Subscriber additions will be concentrated in high-growth markets such as Nigeria and Ethiopia, the report says.
“A new generation of youthful ‘digital natives’ across Sub-Saharan Africa are set to fuel customer growth and drive adoption of new mobile services that are empowering lives and transforming businesses,” said Goodluck Akinwale, Head of Sub-Saharan Africa, GSMA.
“With mobile technology at the heart of Sub-Saharan Africa’s digital journey, it is essential for policymakers in the region to implement policies and best practices that ensure sustainable growth in the mobile industry, and enable the transition to next-generation mobile networks.”
The study calculates that the mobile ecosystem across Sub-Saharan Africa generated almost $150 billion in economic value last year – equivalent to 8.6 per cent of the region’s GDP.
It is forecast to generate almost $185 billion (9.1 per cent of GDP) by 2023.
The 2019 Sub-Saharan Africa edition of the GSMA’s Mobile Economy report series is being published at the ‘Mobile 360 – Africa’ event being held this week in Kigali, Rwanda.

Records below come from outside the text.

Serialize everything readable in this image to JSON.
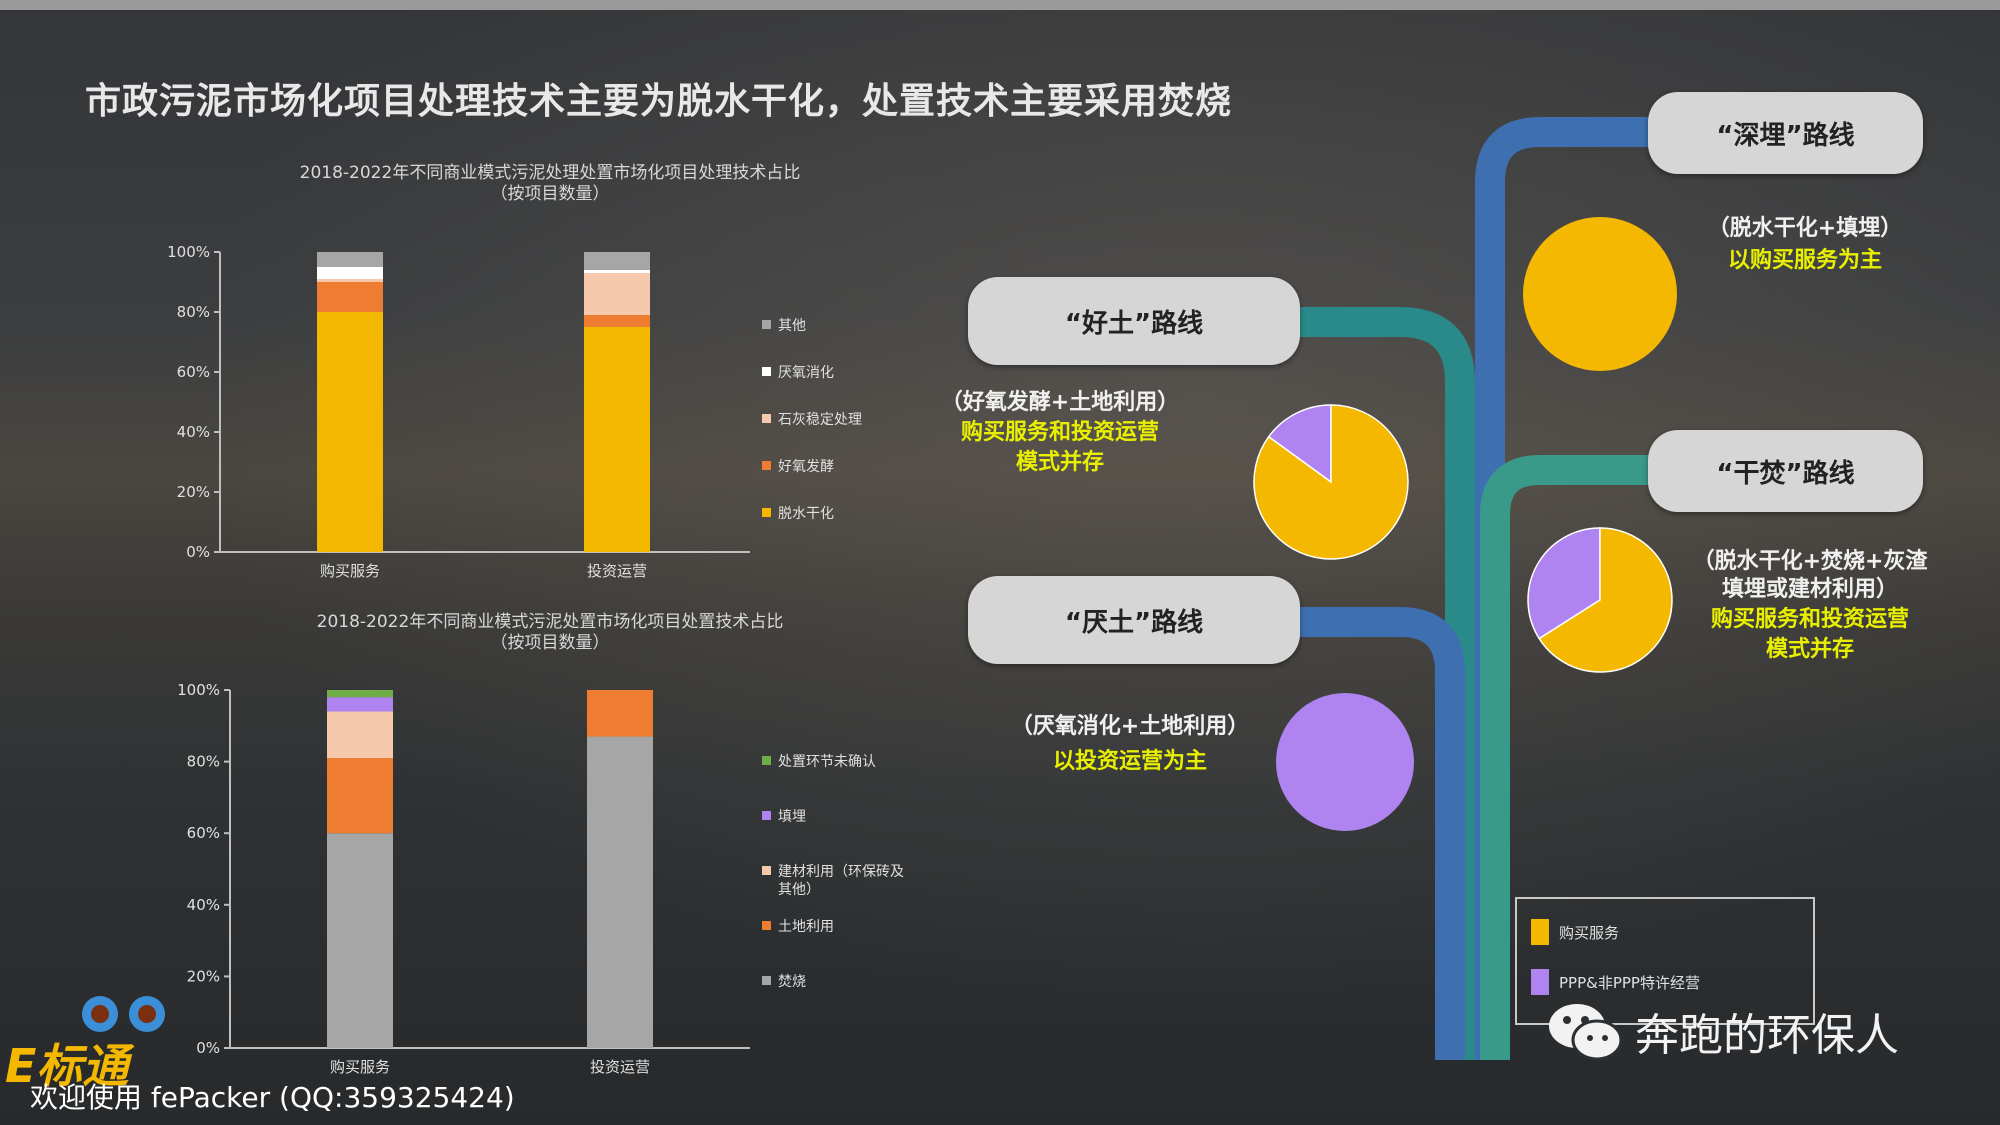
{
  "title": "市政污泥市场化项目处理技术主要为脱水干化，处置技术主要采用焚烧",
  "colors": {
    "yellow": "#f5b800",
    "orange": "#ee7d31",
    "peach": "#f7c9ac",
    "white": "#e8e8e8",
    "grey": "#a6a6a6",
    "purple": "#b084f0",
    "green": "#70ad47",
    "teal": "#2a8a8a",
    "blue": "#3e6fb0",
    "road_teal2": "#3a9a8a"
  },
  "chart_data": [
    {
      "type": "bar",
      "stacked": true,
      "title": "2018-2022年不同商业模式污泥处理处置市场化项目处理技术占比\n（按项目数量）",
      "categories": [
        "购买服务",
        "投资运营"
      ],
      "yticks": [
        "0%",
        "20%",
        "40%",
        "60%",
        "80%",
        "100%"
      ],
      "ylim": [
        0,
        100
      ],
      "series": [
        {
          "name": "脱水干化",
          "color": "#f5b800",
          "values": [
            80,
            75
          ]
        },
        {
          "name": "好氧发酵",
          "color": "#ee7d31",
          "values": [
            10,
            4
          ]
        },
        {
          "name": "石灰稳定处理",
          "color": "#f7c9ac",
          "values": [
            1,
            14
          ]
        },
        {
          "name": "厌氧消化",
          "color": "#ffffff",
          "values": [
            4,
            1
          ]
        },
        {
          "name": "其他",
          "color": "#a6a6a6",
          "values": [
            5,
            6
          ]
        }
      ],
      "legend_order": [
        "其他",
        "厌氧消化",
        "石灰稳定处理",
        "好氧发酵",
        "脱水干化"
      ]
    },
    {
      "type": "bar",
      "stacked": true,
      "title": "2018-2022年不同商业模式污泥处置市场化项目处置技术占比\n（按项目数量）",
      "categories": [
        "购买服务",
        "投资运营"
      ],
      "yticks": [
        "0%",
        "20%",
        "40%",
        "60%",
        "80%",
        "100%"
      ],
      "ylim": [
        0,
        100
      ],
      "series": [
        {
          "name": "焚烧",
          "color": "#a6a6a6",
          "values": [
            60,
            87
          ]
        },
        {
          "name": "土地利用",
          "color": "#ee7d31",
          "values": [
            21,
            13
          ]
        },
        {
          "name": "建材利用（环保砖及其他）",
          "color": "#f7c9ac",
          "values": [
            13,
            0
          ]
        },
        {
          "name": "填埋",
          "color": "#b084f0",
          "values": [
            4,
            0
          ]
        },
        {
          "name": "处置环节未确认",
          "color": "#70ad47",
          "values": [
            2,
            0
          ]
        }
      ],
      "legend_order": [
        "处置环节未确认",
        "填埋",
        "建材利用（环保砖及其他）",
        "土地利用",
        "焚烧"
      ]
    },
    {
      "type": "pie",
      "route": "“深埋”路线",
      "slices": [
        {
          "name": "购买服务",
          "value": 100,
          "color": "#f5b800"
        }
      ]
    },
    {
      "type": "pie",
      "route": "“好土”路线",
      "slices": [
        {
          "name": "购买服务",
          "value": 85,
          "color": "#f5b800"
        },
        {
          "name": "PPP&非PPP特许经营",
          "value": 15,
          "color": "#b084f0"
        }
      ]
    },
    {
      "type": "pie",
      "route": "“干焚”路线",
      "slices": [
        {
          "name": "购买服务",
          "value": 66,
          "color": "#f5b800"
        },
        {
          "name": "PPP&非PPP特许经营",
          "value": 34,
          "color": "#b084f0"
        }
      ]
    },
    {
      "type": "pie",
      "route": "“厌土”路线",
      "slices": [
        {
          "name": "PPP&非PPP特许经营",
          "value": 100,
          "color": "#b084f0"
        }
      ]
    }
  ],
  "routes": {
    "deep": {
      "name": "“深埋”路线",
      "line1": "（脱水干化+填埋）",
      "line2": "以购买服务为主"
    },
    "good": {
      "name": "“好土”路线",
      "line1": "（好氧发酵+土地利用）",
      "line2": "购买服务和投资运营",
      "line3": "模式并存"
    },
    "dry": {
      "name": "“干焚”路线",
      "line1": "（脱水干化+焚烧+灰渣",
      "line2": "填埋或建材利用）",
      "line3": "购买服务和投资运营",
      "line4": "模式并存"
    },
    "anaerobic": {
      "name": "“厌土”路线",
      "line1": "（厌氧消化+土地利用）",
      "line2": "以投资运营为主"
    }
  },
  "pie_legend": [
    {
      "name": "购买服务",
      "color": "#f5b800"
    },
    {
      "name": "PPP&非PPP特许经营",
      "color": "#b084f0"
    }
  ],
  "watermark": "奔跑的环保人",
  "logo": "E标通",
  "footer": "欢迎使用 fePacker (QQ:359325424)"
}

The new report also reveals that around 239 million people, equivalent to 23 per cent of the region’s population, use the mobile internet on a regular basis while smartphones accounted for 39 per cent of mobile connections[i] in Sub-Saharan Africa in 2018, forecast to increase to two thirds of connections by 2025.
In regards to internet technology, the study established that 3G will overtake 2G to become the leading mobile technology in Sub-Saharan Africa this year while 4G will account for almost one in four connections by 2025.
However, 4G uptake is being dampened in some markets by the high cost of 4G devices and delays in assigning 4G spectrum, the study established.
The region’s mobile operators are increasing investment in their networks and are expected to spend $60 billion (capex) on network infrastructure and services between 2018 and 2025 – almost a fifth of this total being invested in new 5G networks.
Sub-Saharan Africa’s mobile ecosystem supports around 3.5 million jobs, directly and indirectly, and last year contributed almost $15.6 billion to the funding of the public sector through consumer and operator taxes.